It’s been a few days since the end of this year’s National Novel Writing Month event. I’m happy I participated, and very satisfied at having reached the goal of 50K words. Chapters six and seven of “Gray Metal Faces” have been completely revised, and the first draft of chapter eight has begun; honestly, I don’t think I would have accomplished so much if I hadn’t been trying to “win” NaNoWriMo.
But I’m not happy with those last few days in November. Getting those final few thousand words was difficult, and while I got the job done, I certainly didn’t enjoy myself. Writing shouldn’t always be easy, and I’m definitely not afraid of the work; however, during those last few days in November I was writing because I had to, not because I wanted to. Working on the novel became just another obligation, and I approached those final blog entries with all the enthusiasm of a dental appointment.
That’s not a feeling I want to experience again, and makes me wonder if I’ll participate in next year’s NaNoWriMo. Yeah, there’s a real good chance that I could end next November with a complete draft of the entire novel, which would be completely awesome.
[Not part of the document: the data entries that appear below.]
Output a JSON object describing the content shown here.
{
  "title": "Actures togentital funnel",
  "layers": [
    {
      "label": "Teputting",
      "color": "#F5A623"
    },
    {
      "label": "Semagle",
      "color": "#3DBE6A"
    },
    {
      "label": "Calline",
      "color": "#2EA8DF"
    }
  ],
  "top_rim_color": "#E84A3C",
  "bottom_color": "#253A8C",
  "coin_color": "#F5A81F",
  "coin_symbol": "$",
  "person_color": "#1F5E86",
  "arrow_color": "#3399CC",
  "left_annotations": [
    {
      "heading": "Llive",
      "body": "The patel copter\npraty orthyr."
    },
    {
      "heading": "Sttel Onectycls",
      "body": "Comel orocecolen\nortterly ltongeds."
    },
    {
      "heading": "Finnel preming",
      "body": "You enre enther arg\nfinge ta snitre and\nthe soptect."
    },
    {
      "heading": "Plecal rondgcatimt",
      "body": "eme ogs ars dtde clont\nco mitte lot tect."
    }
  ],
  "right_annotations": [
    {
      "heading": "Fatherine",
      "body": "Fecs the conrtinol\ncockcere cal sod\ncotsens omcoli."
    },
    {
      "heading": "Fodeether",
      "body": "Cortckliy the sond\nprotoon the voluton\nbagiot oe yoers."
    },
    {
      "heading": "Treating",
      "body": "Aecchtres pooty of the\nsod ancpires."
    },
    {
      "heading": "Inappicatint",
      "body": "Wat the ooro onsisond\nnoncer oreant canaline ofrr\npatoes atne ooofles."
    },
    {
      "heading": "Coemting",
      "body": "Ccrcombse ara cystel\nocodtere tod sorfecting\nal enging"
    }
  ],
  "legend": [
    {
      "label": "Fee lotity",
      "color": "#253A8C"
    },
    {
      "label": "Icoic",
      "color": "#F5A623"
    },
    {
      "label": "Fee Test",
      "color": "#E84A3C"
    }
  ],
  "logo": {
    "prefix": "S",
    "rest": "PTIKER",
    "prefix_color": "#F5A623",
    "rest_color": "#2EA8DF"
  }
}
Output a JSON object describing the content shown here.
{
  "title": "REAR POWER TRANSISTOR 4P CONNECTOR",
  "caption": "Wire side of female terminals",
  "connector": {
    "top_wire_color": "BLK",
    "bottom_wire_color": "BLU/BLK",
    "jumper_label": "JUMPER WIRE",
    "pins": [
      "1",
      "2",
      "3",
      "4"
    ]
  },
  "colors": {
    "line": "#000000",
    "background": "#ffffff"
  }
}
But to have that empty, joyless feeling — I’m not sure any accomplishment would be worth that.
So yes, I’m happy to have participated in this year’s NaNoWriMo, but whether I take part in next year’s event is an open question.
It hasn’t been pretty these last couple of days, but my NaNoWriMo goal of 50K words has been reached, with about 75 minutes to spare. Don’t have much energy (physical or mental) left to say anything more profound than that; right now, I don’t even feel victorious. Just tired, and a little grateful for being able to accomplish this feat.
Finished the chapter seven revision yesterday. Combined with the chapter six revision completed earlier this month, I’m up to a little less than 47k words so far in NaNoWriMo 2016. Started the first draft of chapter eight earlier today (I’ll have more to say tomorrow about how I’m drafting chapters eight and nine), and came to a convenient stopping point after 1100 words. Two more days like today, or maybe a big push tomorrow — either way, the finish line of personal victory is in sight.
Looking forward to ending this challenge. Really glad I’ve put in all this work, but after 28 days I’m feeling the urge to move on from the novel for a bit.
Launched my writing project today for this year’s NaNoWriMo event, which begins four weeks from tomorrow. The goal this time is to revise work I’ve already written on this blog, chapters six (Jan – Mar 2015) and seven (Mar – Apr 2016) of my novel Gray Metal Faces. With my self-imposed limit of 25K words for each chapter, I should fall short of the NaNoWriMo goal of 50K words when I finish revising chapter seven — so maybe I’ll get a start on drafting the eighth chapter as well.
Taking an extended break from the “Warning Signs” narrative to embark on a far more ambitious project.
Tomorrow is the start of National Novel Writing Month, and over the course of November I’ll be writing the second draft of the novel I’ve been developing over the past several years. It won’t be completed — my plan is to revise the first four chapters, which if all goes as planned should get me over the 50K word goal suggested by NaNoWriMo — and as I have nine chapters planned for the novel, I’ll also be about half-way to my personal goal.
For those of you who follow my blog regularly, this coming month will be a little different. I’ll still post daily, but most will be significantly longer than my usual 200 to 400 words. Fifty thousand words over thirty days averages out to almost 1700 daily; there will be days when my word count will reach three, even four thousand. That’s a lot to read at one sitting, and if you decide there’s better things you should be doing, I’ll certainly understand. I just hope you decide to come back on December 1.
It’s a time of nervous excitement for me. I’m not certain that I’m ready, but am certain there will never be a time when I’ll feel ready. And to a certain extent, I don’t care if I’m disappointed in the end result — I just want to know what it feels like to have finished. Climbing this mountain will cause me a lot of discomfort, and I know I won’t ascend as quickly or gracefully as I’d like; breathing the thin cool air at the summit will make the effort worthwhile.